[ Apologies if this has been suggested before, I did not find it with "search". ]
The "delete" button should not delete the post completely, instead it should leave behind an empty placeholder record.
Currently, when a post is deleted, links to that post are broken in a rather unfriendly way. Also, all subsequent posts in the thread are repaginated, which makes the Google Search cache obsolete from that point on. (A user recently deleted hundreds of his old posts in many threads, messing up that cache completely.)
This is a link to a deleted post:
[ This is a test post to understand how "delete" works, for a discussion on the "meta" thread. Sorry for the noise, please ignore ]

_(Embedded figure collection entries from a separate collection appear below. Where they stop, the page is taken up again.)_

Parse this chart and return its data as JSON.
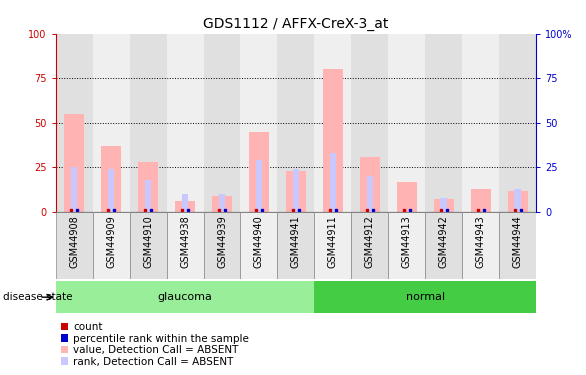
{
  "title": "GDS1112 / AFFX-CreX-3_at",
  "samples": [
    "GSM44908",
    "GSM44909",
    "GSM44910",
    "GSM44938",
    "GSM44939",
    "GSM44940",
    "GSM44941",
    "GSM44911",
    "GSM44912",
    "GSM44913",
    "GSM44942",
    "GSM44943",
    "GSM44944"
  ],
  "glaucoma_samples": [
    "GSM44908",
    "GSM44909",
    "GSM44910",
    "GSM44938",
    "GSM44939",
    "GSM44940",
    "GSM44941"
  ],
  "normal_samples": [
    "GSM44911",
    "GSM44912",
    "GSM44913",
    "GSM44942",
    "GSM44943",
    "GSM44944"
  ],
  "pink_values": [
    55,
    37,
    28,
    6,
    9,
    45,
    23,
    80,
    31,
    17,
    7,
    13,
    12
  ],
  "blue_values": [
    25,
    24,
    18,
    10,
    10,
    29,
    24,
    33,
    20,
    0,
    8,
    0,
    13
  ],
  "pink_marker_values": [
    55,
    37,
    28,
    6,
    9,
    45,
    23,
    80,
    31,
    17,
    7,
    13,
    12
  ],
  "blue_marker_values": [
    25,
    24,
    18,
    10,
    10,
    29,
    24,
    33,
    20,
    0,
    8,
    0,
    13
  ],
  "ylim": [
    0,
    100
  ],
  "yticks": [
    0,
    25,
    50,
    75,
    100
  ],
  "ytick_labels_left": [
    "0",
    "25",
    "50",
    "75",
    "100"
  ],
  "ytick_labels_right": [
    "0",
    "25",
    "50",
    "75",
    "100%"
  ],
  "left_axis_color": "#cc0000",
  "right_axis_color": "#0000cc",
  "pink_bar_color": "#ffb3b3",
  "blue_bar_color": "#c8c8ff",
  "pink_marker_color": "#cc0000",
  "blue_marker_color": "#0000cc",
  "grid_color": "#000000",
  "bg_color": "#ffffff",
  "col_bg_even": "#e0e0e0",
  "col_bg_odd": "#efefef",
  "glaucoma_label": "glaucoma",
  "normal_label": "normal",
  "glaucoma_color": "#99ee99",
  "normal_color": "#44cc44",
  "disease_state_label": "disease state",
  "legend_entries": [
    {
      "label": "count",
      "color": "#cc0000"
    },
    {
      "label": "percentile rank within the sample",
      "color": "#0000cc"
    },
    {
      "label": "value, Detection Call = ABSENT",
      "color": "#ffb3b3"
    },
    {
      "label": "rank, Detection Call = ABSENT",
      "color": "#c8c8ff"
    }
  ],
  "tick_label_fontsize": 7,
  "title_fontsize": 10,
  "legend_fontsize": 7.5,
  "band_fontsize": 8
}
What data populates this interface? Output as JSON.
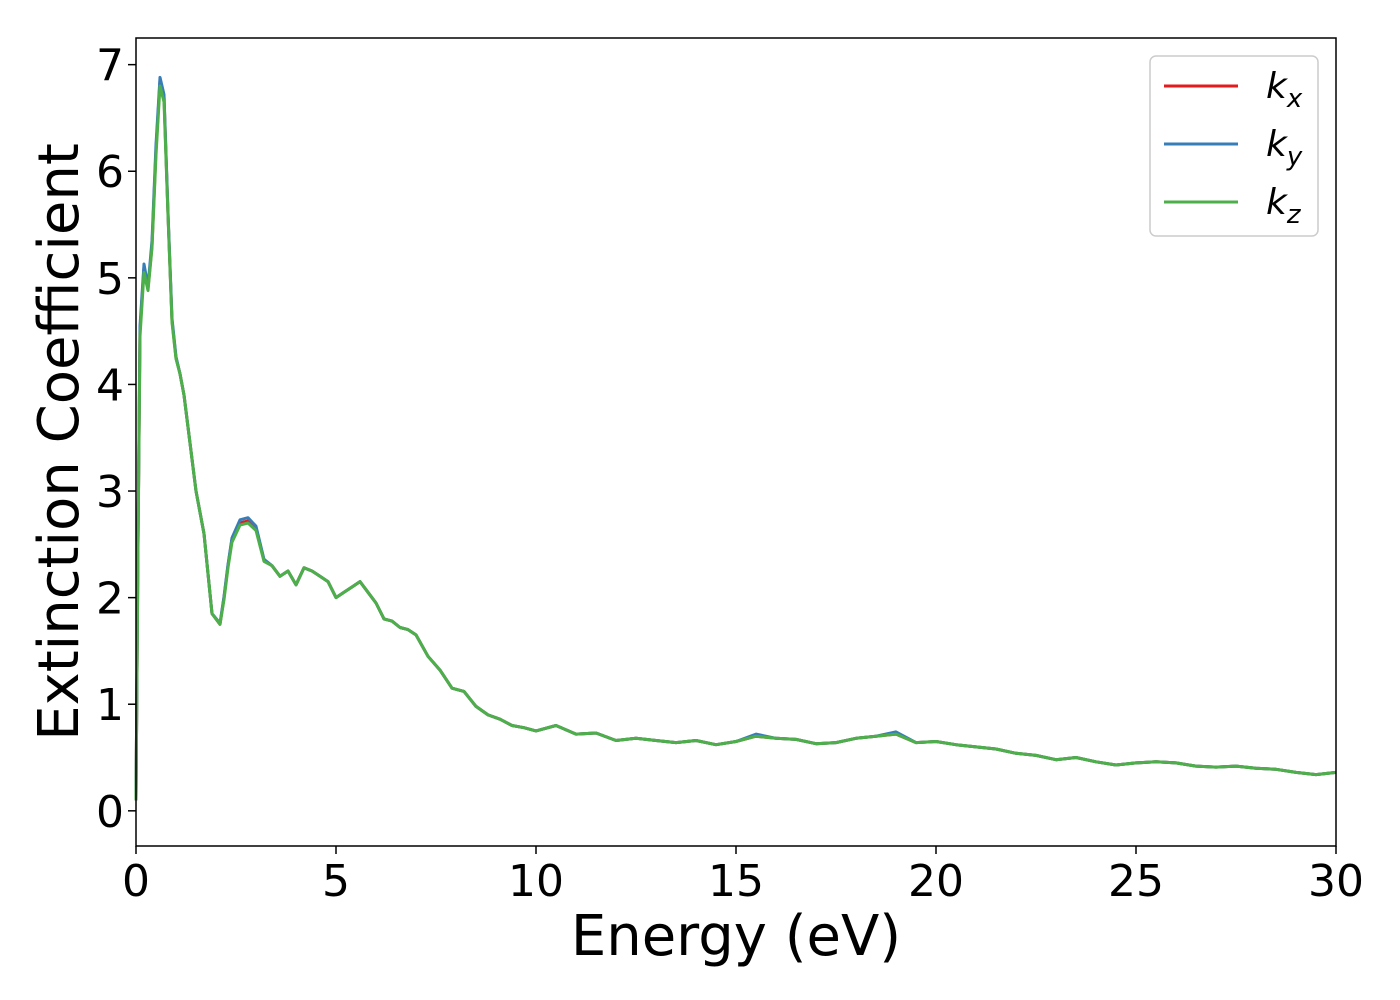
{
  "chart_data": {
    "type": "line",
    "xlabel": "Energy (eV)",
    "ylabel": "Extinction Coefficient",
    "xlim": [
      0,
      30
    ],
    "ylim": [
      -0.33,
      7.25
    ],
    "xticks": [
      0,
      5,
      10,
      15,
      20,
      25,
      30
    ],
    "yticks": [
      0,
      1,
      2,
      3,
      4,
      5,
      6,
      7
    ],
    "grid": false,
    "legend_position": "top-right",
    "series": [
      {
        "name": "k",
        "subscript": "x",
        "color": "#e41a1c",
        "x": [
          0,
          0.05,
          0.1,
          0.2,
          0.3,
          0.4,
          0.5,
          0.6,
          0.7,
          0.8,
          0.9,
          1.0,
          1.1,
          1.2,
          1.3,
          1.5,
          1.7,
          1.9,
          2.1,
          2.2,
          2.3,
          2.4,
          2.6,
          2.8,
          3.0,
          3.2,
          3.4,
          3.6,
          3.8,
          4.0,
          4.2,
          4.4,
          4.6,
          4.8,
          5.0,
          5.2,
          5.4,
          5.6,
          5.8,
          6.0,
          6.2,
          6.4,
          6.6,
          6.8,
          7.0,
          7.3,
          7.6,
          7.9,
          8.2,
          8.5,
          8.8,
          9.1,
          9.4,
          9.7,
          10.0,
          10.5,
          11.0,
          11.5,
          12.0,
          12.5,
          13.0,
          13.5,
          14.0,
          14.5,
          15.0,
          15.5,
          16.0,
          16.5,
          17.0,
          17.5,
          18.0,
          18.5,
          19.0,
          19.5,
          20.0,
          20.5,
          21.0,
          21.5,
          22.0,
          22.5,
          23.0,
          23.5,
          24.0,
          24.5,
          25.0,
          25.5,
          26.0,
          26.5,
          27.0,
          27.5,
          28.0,
          28.5,
          29.0,
          29.5,
          30.0
        ],
        "y": [
          0.1,
          2.5,
          4.5,
          5.1,
          4.9,
          5.3,
          6.2,
          6.85,
          6.7,
          5.6,
          4.6,
          4.25,
          4.1,
          3.9,
          3.6,
          3.0,
          2.6,
          1.85,
          1.75,
          2.0,
          2.3,
          2.55,
          2.7,
          2.72,
          2.65,
          2.35,
          2.3,
          2.2,
          2.25,
          2.12,
          2.28,
          2.25,
          2.2,
          2.15,
          2.0,
          2.05,
          2.1,
          2.15,
          2.05,
          1.95,
          1.8,
          1.78,
          1.72,
          1.7,
          1.65,
          1.45,
          1.32,
          1.15,
          1.12,
          0.98,
          0.9,
          0.86,
          0.8,
          0.78,
          0.75,
          0.8,
          0.72,
          0.73,
          0.66,
          0.68,
          0.66,
          0.64,
          0.66,
          0.62,
          0.65,
          0.7,
          0.68,
          0.67,
          0.63,
          0.64,
          0.68,
          0.7,
          0.72,
          0.64,
          0.65,
          0.62,
          0.6,
          0.58,
          0.54,
          0.52,
          0.48,
          0.5,
          0.46,
          0.43,
          0.45,
          0.46,
          0.45,
          0.42,
          0.41,
          0.42,
          0.4,
          0.39,
          0.36,
          0.34,
          0.36
        ]
      },
      {
        "name": "k",
        "subscript": "y",
        "color": "#377eb8",
        "x": [
          0,
          0.05,
          0.1,
          0.2,
          0.3,
          0.4,
          0.5,
          0.6,
          0.7,
          0.8,
          0.9,
          1.0,
          1.1,
          1.2,
          1.3,
          1.5,
          1.7,
          1.9,
          2.1,
          2.2,
          2.3,
          2.4,
          2.6,
          2.8,
          3.0,
          3.2,
          3.4,
          3.6,
          3.8,
          4.0,
          4.2,
          4.4,
          4.6,
          4.8,
          5.0,
          5.2,
          5.4,
          5.6,
          5.8,
          6.0,
          6.2,
          6.4,
          6.6,
          6.8,
          7.0,
          7.3,
          7.6,
          7.9,
          8.2,
          8.5,
          8.8,
          9.1,
          9.4,
          9.7,
          10.0,
          10.5,
          11.0,
          11.5,
          12.0,
          12.5,
          13.0,
          13.5,
          14.0,
          14.5,
          15.0,
          15.5,
          16.0,
          16.5,
          17.0,
          17.5,
          18.0,
          18.5,
          19.0,
          19.5,
          20.0,
          20.5,
          21.0,
          21.5,
          22.0,
          22.5,
          23.0,
          23.5,
          24.0,
          24.5,
          25.0,
          25.5,
          26.0,
          26.5,
          27.0,
          27.5,
          28.0,
          28.5,
          29.0,
          29.5,
          30.0
        ],
        "y": [
          0.1,
          2.5,
          4.55,
          5.13,
          4.92,
          5.35,
          6.25,
          6.88,
          6.72,
          5.62,
          4.62,
          4.26,
          4.1,
          3.9,
          3.6,
          3.0,
          2.6,
          1.85,
          1.76,
          2.01,
          2.31,
          2.56,
          2.73,
          2.75,
          2.67,
          2.36,
          2.3,
          2.2,
          2.25,
          2.12,
          2.28,
          2.25,
          2.2,
          2.15,
          2.0,
          2.05,
          2.1,
          2.15,
          2.05,
          1.95,
          1.8,
          1.78,
          1.72,
          1.7,
          1.65,
          1.45,
          1.32,
          1.15,
          1.12,
          0.98,
          0.9,
          0.86,
          0.8,
          0.78,
          0.75,
          0.8,
          0.72,
          0.73,
          0.66,
          0.68,
          0.66,
          0.64,
          0.66,
          0.62,
          0.65,
          0.72,
          0.68,
          0.67,
          0.63,
          0.64,
          0.68,
          0.7,
          0.74,
          0.64,
          0.65,
          0.62,
          0.6,
          0.58,
          0.54,
          0.52,
          0.48,
          0.5,
          0.46,
          0.43,
          0.45,
          0.46,
          0.45,
          0.42,
          0.41,
          0.42,
          0.4,
          0.39,
          0.36,
          0.34,
          0.36
        ]
      },
      {
        "name": "k",
        "subscript": "z",
        "color": "#4daf4a",
        "x": [
          0,
          0.05,
          0.1,
          0.2,
          0.3,
          0.4,
          0.5,
          0.6,
          0.7,
          0.8,
          0.9,
          1.0,
          1.1,
          1.2,
          1.3,
          1.5,
          1.7,
          1.9,
          2.1,
          2.2,
          2.3,
          2.4,
          2.6,
          2.8,
          3.0,
          3.2,
          3.4,
          3.6,
          3.8,
          4.0,
          4.2,
          4.4,
          4.6,
          4.8,
          5.0,
          5.2,
          5.4,
          5.6,
          5.8,
          6.0,
          6.2,
          6.4,
          6.6,
          6.8,
          7.0,
          7.3,
          7.6,
          7.9,
          8.2,
          8.5,
          8.8,
          9.1,
          9.4,
          9.7,
          10.0,
          10.5,
          11.0,
          11.5,
          12.0,
          12.5,
          13.0,
          13.5,
          14.0,
          14.5,
          15.0,
          15.5,
          16.0,
          16.5,
          17.0,
          17.5,
          18.0,
          18.5,
          19.0,
          19.5,
          20.0,
          20.5,
          21.0,
          21.5,
          22.0,
          22.5,
          23.0,
          23.5,
          24.0,
          24.5,
          25.0,
          25.5,
          26.0,
          26.5,
          27.0,
          27.5,
          28.0,
          28.5,
          29.0,
          29.5,
          30.0
        ],
        "y": [
          0.1,
          2.45,
          4.45,
          5.05,
          4.88,
          5.28,
          6.15,
          6.8,
          6.65,
          5.58,
          4.58,
          4.24,
          4.1,
          3.9,
          3.6,
          3.0,
          2.6,
          1.85,
          1.75,
          1.98,
          2.28,
          2.52,
          2.68,
          2.7,
          2.63,
          2.34,
          2.3,
          2.2,
          2.25,
          2.12,
          2.28,
          2.25,
          2.2,
          2.15,
          2.0,
          2.05,
          2.1,
          2.15,
          2.05,
          1.95,
          1.8,
          1.78,
          1.72,
          1.7,
          1.65,
          1.45,
          1.32,
          1.15,
          1.12,
          0.98,
          0.9,
          0.86,
          0.8,
          0.78,
          0.75,
          0.8,
          0.72,
          0.73,
          0.66,
          0.68,
          0.66,
          0.64,
          0.66,
          0.62,
          0.65,
          0.7,
          0.68,
          0.67,
          0.63,
          0.64,
          0.68,
          0.7,
          0.72,
          0.64,
          0.65,
          0.62,
          0.6,
          0.58,
          0.54,
          0.52,
          0.48,
          0.5,
          0.46,
          0.43,
          0.45,
          0.46,
          0.45,
          0.42,
          0.41,
          0.42,
          0.4,
          0.39,
          0.36,
          0.34,
          0.36
        ]
      }
    ]
  }
}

A reader who clicks on the link in that quotation will be shown a page with unrelated posts, none of them containing that text. How could he guess what happened?
The suggestion is that "delete" should leave behind an empty placeholder post, which would be rendered as one line saying "[ this post has been deleted by the author ]", with the original date and sequence number. That way the pagination of subsequent posts would not change, Google Search would point to the correct place, and readers who followed links to that post would not waste time reading the wrong entries and trying to make sense of them.
Even if the deleted post was the last one on its thread, it cannot be "hard deleted" since some reader may have already saved its URL in order to insert it in another post, or some page external to the forum.
Perhaps one should retain a "hard delete" facility, but for administrator use only, with the nderstanding that it may cause the above problems.